Capital Alpha said its analysis showed only six to eight of those are core provisions of the tax code.
“Others might count a little differently,” the firm writes. “But there is wide agreement that the majority of extenders are special interest handouts, the pet political projects of a few influential members of Congress, or simply too trivial to have any impact on problems they supposedly address,” the report says.
While the majority of tax credits are non-essential, investors have traditionally—and correctly—placed faith in Congress to continue accommodating rent-seekers.
“Our investor clients have become used to the idea that all extenders are extended eventually, and that enacting the extension is purely a matter of routine, in which gridlock on unrelated topics is the only source of uncertainty and delay,” the report says.
However, Capital Alpha warns that wind energy subsidies are on the same political trajectory as ethanol mandates, which stalled in 2013 after years of steady increases.

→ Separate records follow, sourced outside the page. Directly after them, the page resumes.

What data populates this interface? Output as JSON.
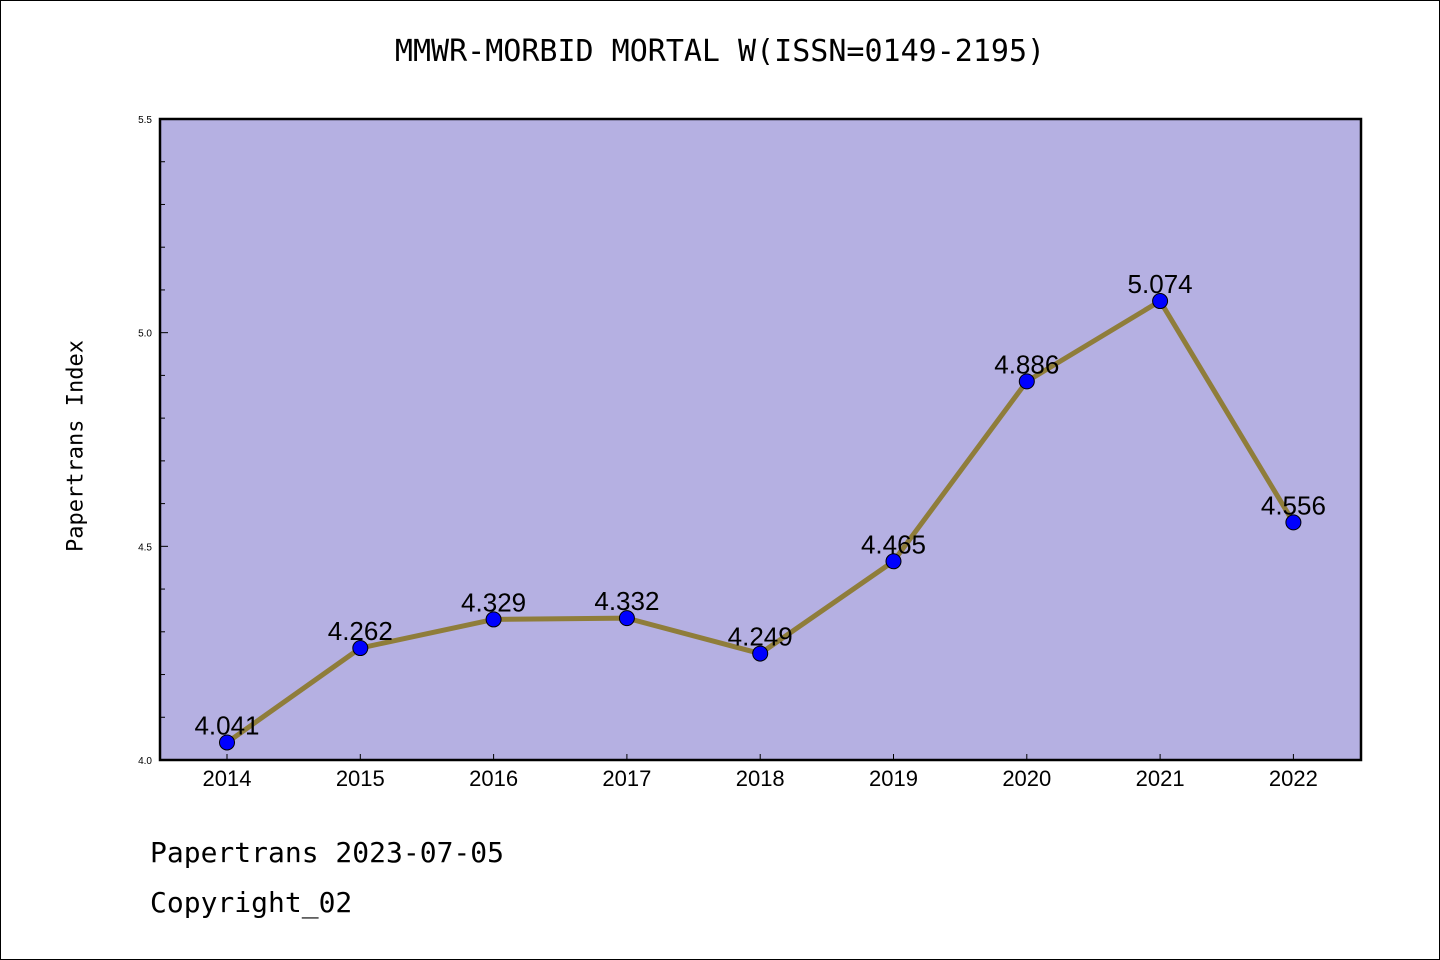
{
  "chart_data": {
    "type": "line",
    "title": "MMWR-MORBID MORTAL W(ISSN=0149-2195)",
    "xlabel": "",
    "ylabel": "Papertrans Index",
    "categories": [
      "2014",
      "2015",
      "2016",
      "2017",
      "2018",
      "2019",
      "2020",
      "2021",
      "2022"
    ],
    "series": [
      {
        "values": [
          4.041,
          4.262,
          4.329,
          4.332,
          4.249,
          4.465,
          4.886,
          5.074,
          4.556
        ],
        "labels": [
          "4.041",
          "4.262",
          "4.329",
          "4.332",
          "4.249",
          "4.465",
          "4.886",
          "5.074",
          "4.556"
        ]
      }
    ],
    "ylim": [
      4.0,
      5.5
    ],
    "yticks": [
      "4.0",
      "4.5",
      "5.0",
      "5.5"
    ],
    "grid": false,
    "colors": {
      "plot_background": "#b5b0e2",
      "line": "#8f7d3a",
      "marker": "#0000ff"
    }
  },
  "footer": {
    "line1": "Papertrans 2023-07-05",
    "line2": "Copyright_02"
  }
}
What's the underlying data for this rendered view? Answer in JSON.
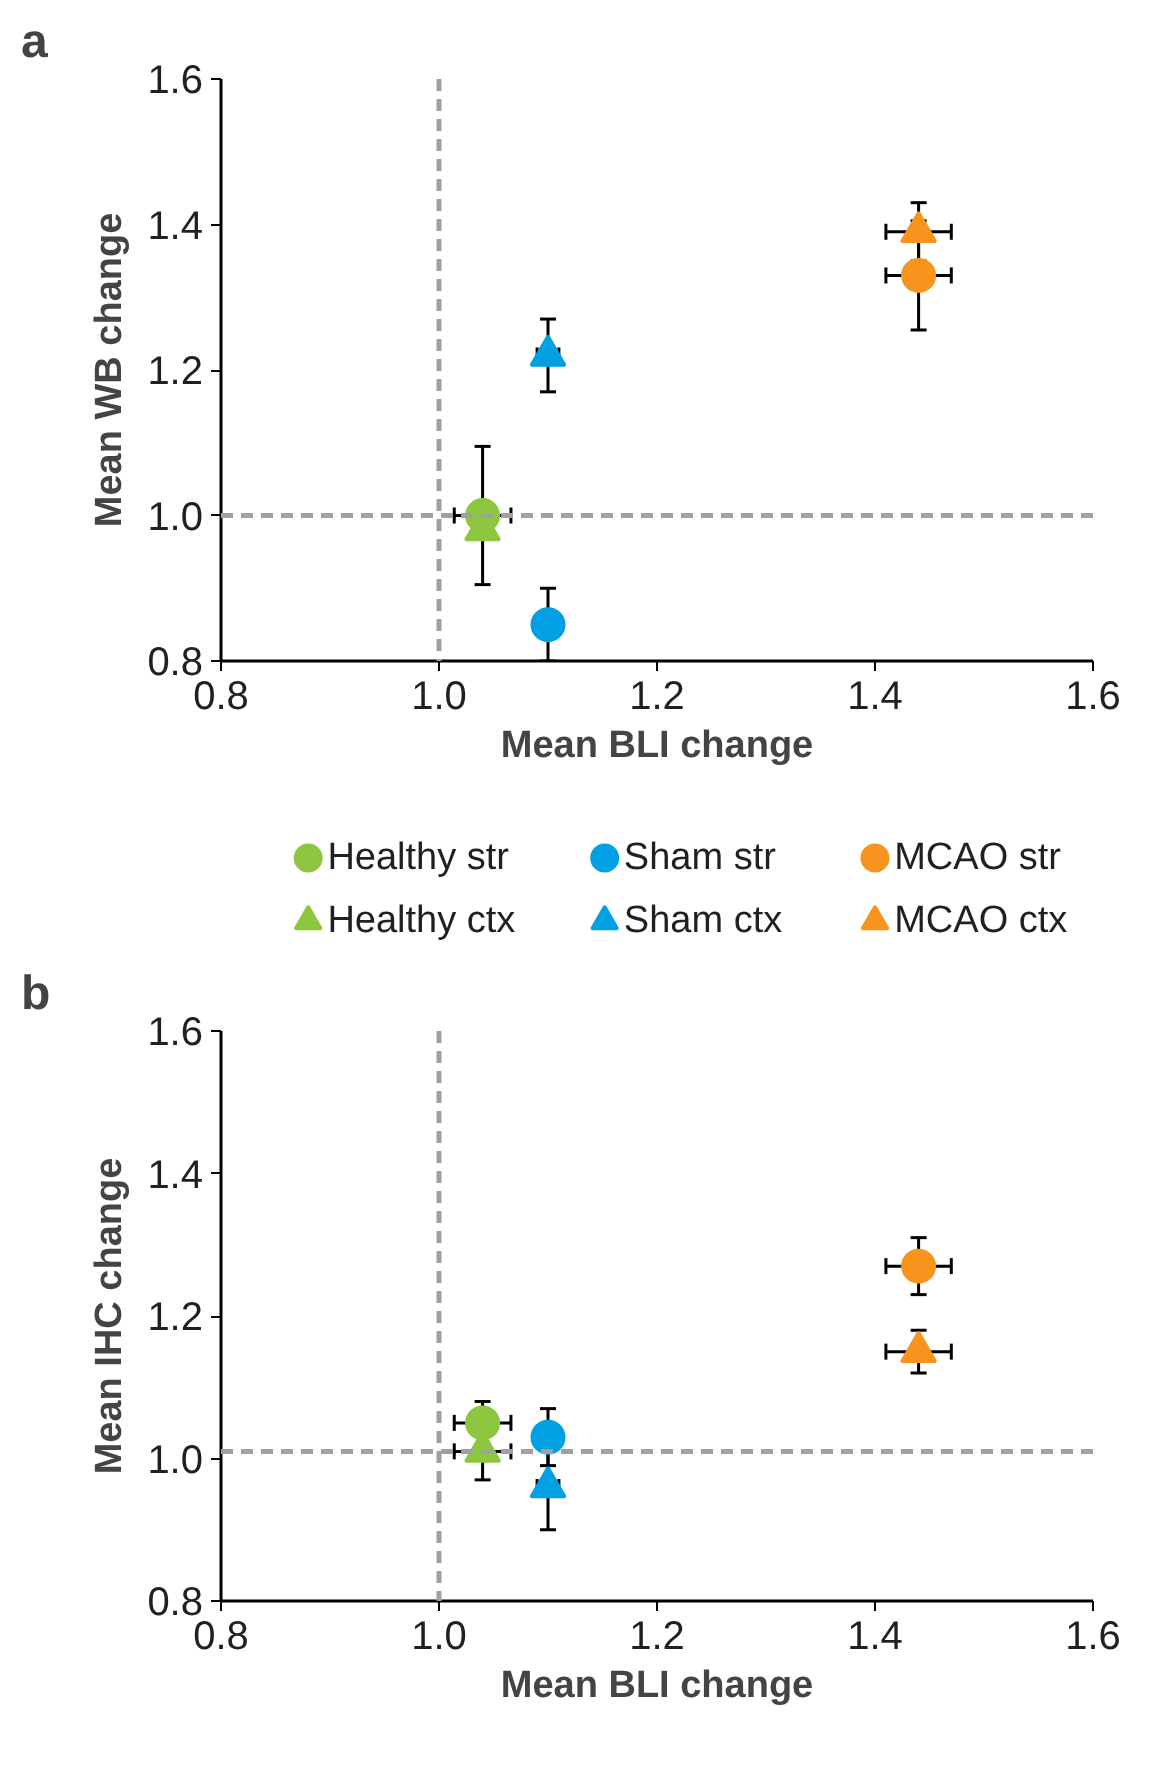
{
  "chart_data": [
    {
      "type": "scatter",
      "title": "a",
      "xlabel": "Mean BLI change",
      "ylabel": "Mean WB change",
      "xlim": [
        0.8,
        1.6
      ],
      "ylim": [
        0.8,
        1.6
      ],
      "xticks": [
        {
          "value": 0.8,
          "label": "0.8"
        },
        {
          "value": 1.0,
          "label": "1.0"
        },
        {
          "value": 1.2,
          "label": "1.2"
        },
        {
          "value": 1.4,
          "label": "1.4"
        },
        {
          "value": 1.6,
          "label": "1.6"
        }
      ],
      "yticks": [
        {
          "value": 0.8,
          "label": "0.8"
        },
        {
          "value": 1.0,
          "label": "1.0"
        },
        {
          "value": 1.2,
          "label": "1.2"
        },
        {
          "value": 1.4,
          "label": "1.4"
        },
        {
          "value": 1.6,
          "label": "1.6"
        }
      ],
      "grid": false,
      "legend": "bottom",
      "ref_lines": [
        {
          "axis": "x",
          "value": 1.0,
          "color": "#a0a0a0",
          "line_style": "dashed"
        },
        {
          "axis": "y",
          "value": 1.0,
          "color": "#a0a0a0",
          "line_style": "dashed"
        }
      ],
      "series": [
        {
          "name": "Healthy str",
          "color": "#8dc63f",
          "marker": "circle",
          "x": [
            1.04
          ],
          "values": [
            1.0
          ],
          "errors": [
            0.095
          ],
          "xerrors": [
            0.026
          ]
        },
        {
          "name": "Healthy ctx",
          "color": "#8dc63f",
          "marker": "triangle",
          "x": [
            1.04
          ],
          "values": [
            0.98
          ],
          "errors": [
            null
          ],
          "xerrors": [
            null
          ]
        },
        {
          "name": "Sham str",
          "color": "#00a0e3",
          "marker": "circle",
          "x": [
            1.1
          ],
          "values": [
            0.85
          ],
          "errors": [
            0.05
          ],
          "xerrors": [
            null
          ]
        },
        {
          "name": "Sham ctx",
          "color": "#00a0e3",
          "marker": "triangle",
          "x": [
            1.1
          ],
          "values": [
            1.22
          ],
          "errors": [
            0.05
          ],
          "xerrors": [
            0.01
          ]
        },
        {
          "name": "MCAO str",
          "color": "#f7941d",
          "marker": "circle",
          "x": [
            1.44
          ],
          "values": [
            1.33
          ],
          "errors": [
            0.075
          ],
          "xerrors": [
            0.03
          ]
        },
        {
          "name": "MCAO ctx",
          "color": "#f7941d",
          "marker": "triangle",
          "x": [
            1.44
          ],
          "values": [
            1.39
          ],
          "errors": [
            0.04
          ],
          "xerrors": [
            0.03
          ]
        }
      ]
    },
    {
      "type": "scatter",
      "title": "b",
      "xlabel": "Mean BLI change",
      "ylabel": "Mean IHC change",
      "xlim": [
        0.8,
        1.6
      ],
      "ylim": [
        0.8,
        1.6
      ],
      "xticks": [
        {
          "value": 0.8,
          "label": "0.8"
        },
        {
          "value": 1.0,
          "label": "1.0"
        },
        {
          "value": 1.2,
          "label": "1.2"
        },
        {
          "value": 1.4,
          "label": "1.4"
        },
        {
          "value": 1.6,
          "label": "1.6"
        }
      ],
      "yticks": [
        {
          "value": 0.8,
          "label": "0.8"
        },
        {
          "value": 1.0,
          "label": "1.0"
        },
        {
          "value": 1.2,
          "label": "1.2"
        },
        {
          "value": 1.4,
          "label": "1.4"
        },
        {
          "value": 1.6,
          "label": "1.6"
        }
      ],
      "grid": false,
      "legend": false,
      "ref_lines": [
        {
          "axis": "x",
          "value": 1.0,
          "color": "#a0a0a0",
          "line_style": "dashed"
        },
        {
          "axis": "y",
          "value": 1.01,
          "color": "#a0a0a0",
          "line_style": "dashed"
        }
      ],
      "series": [
        {
          "color": "#8dc63f",
          "marker": "circle",
          "x": [
            1.04
          ],
          "values": [
            1.05
          ],
          "errors": [
            0.03
          ],
          "xerrors": [
            0.026
          ]
        },
        {
          "color": "#8dc63f",
          "marker": "triangle",
          "x": [
            1.04
          ],
          "values": [
            1.01
          ],
          "errors": [
            0.04
          ],
          "xerrors": [
            0.026
          ]
        },
        {
          "color": "#00a0e3",
          "marker": "circle",
          "x": [
            1.1
          ],
          "values": [
            1.03
          ],
          "errors": [
            0.04
          ],
          "xerrors": [
            null
          ]
        },
        {
          "color": "#00a0e3",
          "marker": "triangle",
          "x": [
            1.1
          ],
          "values": [
            0.96
          ],
          "errors": [
            0.06
          ],
          "xerrors": [
            0.01
          ]
        },
        {
          "color": "#f7941d",
          "marker": "circle",
          "x": [
            1.44
          ],
          "values": [
            1.27
          ],
          "errors": [
            0.04
          ],
          "xerrors": [
            0.03
          ]
        },
        {
          "color": "#f7941d",
          "marker": "triangle",
          "x": [
            1.44
          ],
          "values": [
            1.15
          ],
          "errors": [
            0.03
          ],
          "xerrors": [
            0.03
          ]
        }
      ]
    }
  ]
}
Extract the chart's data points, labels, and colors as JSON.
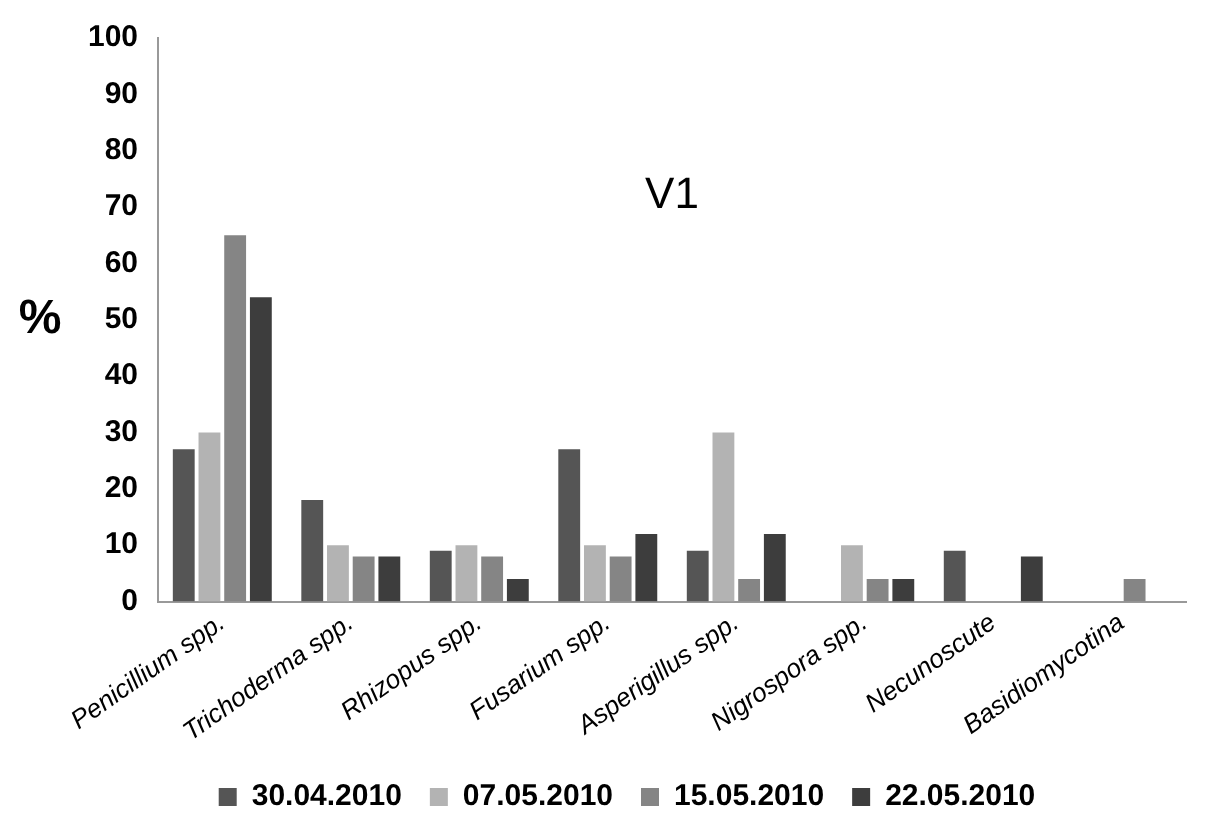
{
  "chart_data": {
    "type": "bar",
    "title": "V1",
    "ylabel": "%",
    "categories": [
      "Penicillium spp.",
      "Trichoderma spp.",
      "Rhizopus spp.",
      "Fusarium spp.",
      "Asperigillus spp.",
      "Nigrospora spp.",
      "Necunoscute",
      "Basidiomycotina"
    ],
    "series": [
      {
        "name": "30.04.2010",
        "color": "#555555",
        "values": [
          27,
          18,
          9,
          27,
          9,
          0,
          9,
          0
        ]
      },
      {
        "name": "07.05.2010",
        "color": "#b3b3b3",
        "values": [
          30,
          10,
          10,
          10,
          30,
          10,
          0,
          0
        ]
      },
      {
        "name": "15.05.2010",
        "color": "#858585",
        "values": [
          65,
          8,
          8,
          8,
          4,
          4,
          0,
          4
        ]
      },
      {
        "name": "22.05.2010",
        "color": "#3d3d3d",
        "values": [
          54,
          8,
          4,
          12,
          12,
          4,
          8,
          0
        ]
      }
    ],
    "ylim": [
      0,
      100
    ],
    "yticks": [
      0,
      10,
      20,
      30,
      40,
      50,
      60,
      70,
      80,
      90,
      100
    ],
    "grid": false,
    "legend": "bottom"
  }
}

Senate Finance chairman Ron Wyden (D., Ore.) signaled his feelings by naming the extenders package bill the Expiring Provisions Improvement Reform and Efficiency (EXPIRE) Act.
The bill’s future on the Senate floor in uncertain, but if it passes, it will face even stiffer opposition in the House.
“Our sense from monitoring lobbying activity is that overall, active support from the utility industry has declined as utilities that might be interested in wind generation have either met their state mandates or have come close enough that their state utility commissions will not allow them to build more,” the report says. “Meanwhile, the active opposition has found a ready audience among Tea Party-influenced Republicans in the House of Representatives.”
Supporters of the tax credit argue it fosters job-creation and renewable energy production.
According to a report by the American Wind Energy Association (AWEA), the wind industry shrank by 30,000 jobs in 2013 because of uncertainty over the tax credit.
“Congress must act quickly to retroactively extend the PTC. Failure to do so will kill jobs and roll back progress that the nation has made to diversify its electricity portfolio,” AWEA said on its website. “Extending the PTC will foster economic security and energy diversity.”